Волков в утешение Павлу сказал, что каждая победа обычно дело рук безвестных людей. И что в русской армии Исаковичам представится возможность вплести и свои имена в венок славы Текелии.

После этого разговора конференц-секретарь поспешил выдать Исаковичу нужные бумаги, чтобы тот как можно скорее уехал из Вены. В русскую миссию в Токае он написал, что Павел Исакович вряд ли добьется успеха и в России, это явный меланхолик, хотя сам себя таковым не считает и сразу этого не выказывает. Хандра преследует его повсюду. Самонадеян, любит поучать, проповедовать, хочет перестроить весь мир, но способен лишь скакать на лошади да брать барьеры. Не умеет и не желает жить, как живут в Вене или Венгрии.

Генерал-губернатору Киева следует принять во внимание то, что все эти переходящие в русскую армию офицеры люди прекрасные и порядочные, но они не могут отрешиться от своего прошлого.

– Чудаки! Всё стонут!

Поначалу, встретив своих братьев русских, радуются бог знает как. Хотят жить как русские, стать такими же, как русские, но как только их желание исполнится, как только они становятся офицерами русской армии, тут же, еще из Вены не тронутся, а уже остывают.

Не умеют жить настоящим и приноравливаться к нашему времени.

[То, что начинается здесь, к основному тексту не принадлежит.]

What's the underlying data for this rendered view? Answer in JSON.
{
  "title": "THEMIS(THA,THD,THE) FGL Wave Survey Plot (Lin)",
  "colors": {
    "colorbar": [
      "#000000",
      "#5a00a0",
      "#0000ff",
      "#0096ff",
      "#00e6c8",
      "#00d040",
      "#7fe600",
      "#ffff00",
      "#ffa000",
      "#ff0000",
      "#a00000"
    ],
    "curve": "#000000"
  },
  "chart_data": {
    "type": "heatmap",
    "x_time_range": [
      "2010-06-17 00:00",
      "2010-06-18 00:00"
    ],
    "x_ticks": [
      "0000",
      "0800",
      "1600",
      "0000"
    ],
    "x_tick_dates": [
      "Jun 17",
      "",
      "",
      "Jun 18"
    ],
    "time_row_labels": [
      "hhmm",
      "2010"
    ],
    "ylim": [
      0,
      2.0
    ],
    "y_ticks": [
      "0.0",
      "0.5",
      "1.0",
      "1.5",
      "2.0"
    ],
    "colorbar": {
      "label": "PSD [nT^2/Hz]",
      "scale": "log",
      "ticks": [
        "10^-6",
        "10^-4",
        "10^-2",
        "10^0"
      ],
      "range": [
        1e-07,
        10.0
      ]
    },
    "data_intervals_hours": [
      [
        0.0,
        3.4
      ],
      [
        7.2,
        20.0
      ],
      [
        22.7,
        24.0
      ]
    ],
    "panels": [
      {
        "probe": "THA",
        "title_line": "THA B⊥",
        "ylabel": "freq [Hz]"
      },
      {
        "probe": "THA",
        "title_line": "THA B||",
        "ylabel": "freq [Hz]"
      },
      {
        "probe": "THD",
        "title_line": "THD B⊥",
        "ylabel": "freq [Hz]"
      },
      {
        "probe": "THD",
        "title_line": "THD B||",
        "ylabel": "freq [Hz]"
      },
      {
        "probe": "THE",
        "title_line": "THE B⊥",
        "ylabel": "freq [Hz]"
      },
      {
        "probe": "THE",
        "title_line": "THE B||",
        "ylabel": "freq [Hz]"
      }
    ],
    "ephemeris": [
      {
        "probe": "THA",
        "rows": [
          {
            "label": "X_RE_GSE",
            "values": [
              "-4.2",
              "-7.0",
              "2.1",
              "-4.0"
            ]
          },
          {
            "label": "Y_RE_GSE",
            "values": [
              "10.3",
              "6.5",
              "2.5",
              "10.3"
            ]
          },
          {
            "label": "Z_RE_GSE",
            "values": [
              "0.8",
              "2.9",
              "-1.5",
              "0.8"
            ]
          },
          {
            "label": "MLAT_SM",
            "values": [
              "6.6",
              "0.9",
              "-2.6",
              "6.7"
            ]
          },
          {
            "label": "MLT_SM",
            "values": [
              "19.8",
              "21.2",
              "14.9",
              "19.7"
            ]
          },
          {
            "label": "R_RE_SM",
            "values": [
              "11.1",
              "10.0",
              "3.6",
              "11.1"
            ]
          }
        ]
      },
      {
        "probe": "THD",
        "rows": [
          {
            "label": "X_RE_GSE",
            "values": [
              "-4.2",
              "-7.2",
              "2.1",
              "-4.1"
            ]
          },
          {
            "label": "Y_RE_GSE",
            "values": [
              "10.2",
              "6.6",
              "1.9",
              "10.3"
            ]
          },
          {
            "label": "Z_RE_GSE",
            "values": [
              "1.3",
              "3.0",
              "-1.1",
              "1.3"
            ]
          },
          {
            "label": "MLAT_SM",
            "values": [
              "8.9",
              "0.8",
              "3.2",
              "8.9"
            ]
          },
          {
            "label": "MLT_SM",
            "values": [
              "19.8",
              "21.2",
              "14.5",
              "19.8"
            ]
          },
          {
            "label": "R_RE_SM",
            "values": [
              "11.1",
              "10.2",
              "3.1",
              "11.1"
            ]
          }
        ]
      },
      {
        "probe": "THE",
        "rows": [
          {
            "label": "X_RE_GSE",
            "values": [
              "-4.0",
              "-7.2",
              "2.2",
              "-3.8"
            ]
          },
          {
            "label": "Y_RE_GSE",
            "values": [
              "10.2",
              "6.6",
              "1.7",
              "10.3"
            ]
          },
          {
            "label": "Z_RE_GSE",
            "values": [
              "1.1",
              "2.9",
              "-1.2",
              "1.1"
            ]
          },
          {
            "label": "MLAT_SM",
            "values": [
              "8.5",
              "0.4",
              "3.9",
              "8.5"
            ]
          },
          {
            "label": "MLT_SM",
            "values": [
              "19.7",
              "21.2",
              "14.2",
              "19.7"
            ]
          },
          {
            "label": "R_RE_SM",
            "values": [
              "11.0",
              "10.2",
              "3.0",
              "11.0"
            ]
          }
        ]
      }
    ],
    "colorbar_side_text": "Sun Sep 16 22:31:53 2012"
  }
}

В канун рождества Богородицы Павел Исакович с бумагами Волкова в рукаве выехал из Вены в Россию – торжественно.

XVII
Укатил Исакович из престольной Вены

Убегая от самого себя и от встретившейся ему на пути в Россию женщины, Исакович уехал из Вены в Митровицу в начале августа 1752 года, даже не простившись с Евдокией. Прятался он от нее и по возвращении. Отбившись от своих на чужбине, он совсем растерялся и уже не знал, что хорошо, а что плохо.

Покидая престольную Вену навсегда, он снова собирался уехать, не повидавшись с г-жой Божич.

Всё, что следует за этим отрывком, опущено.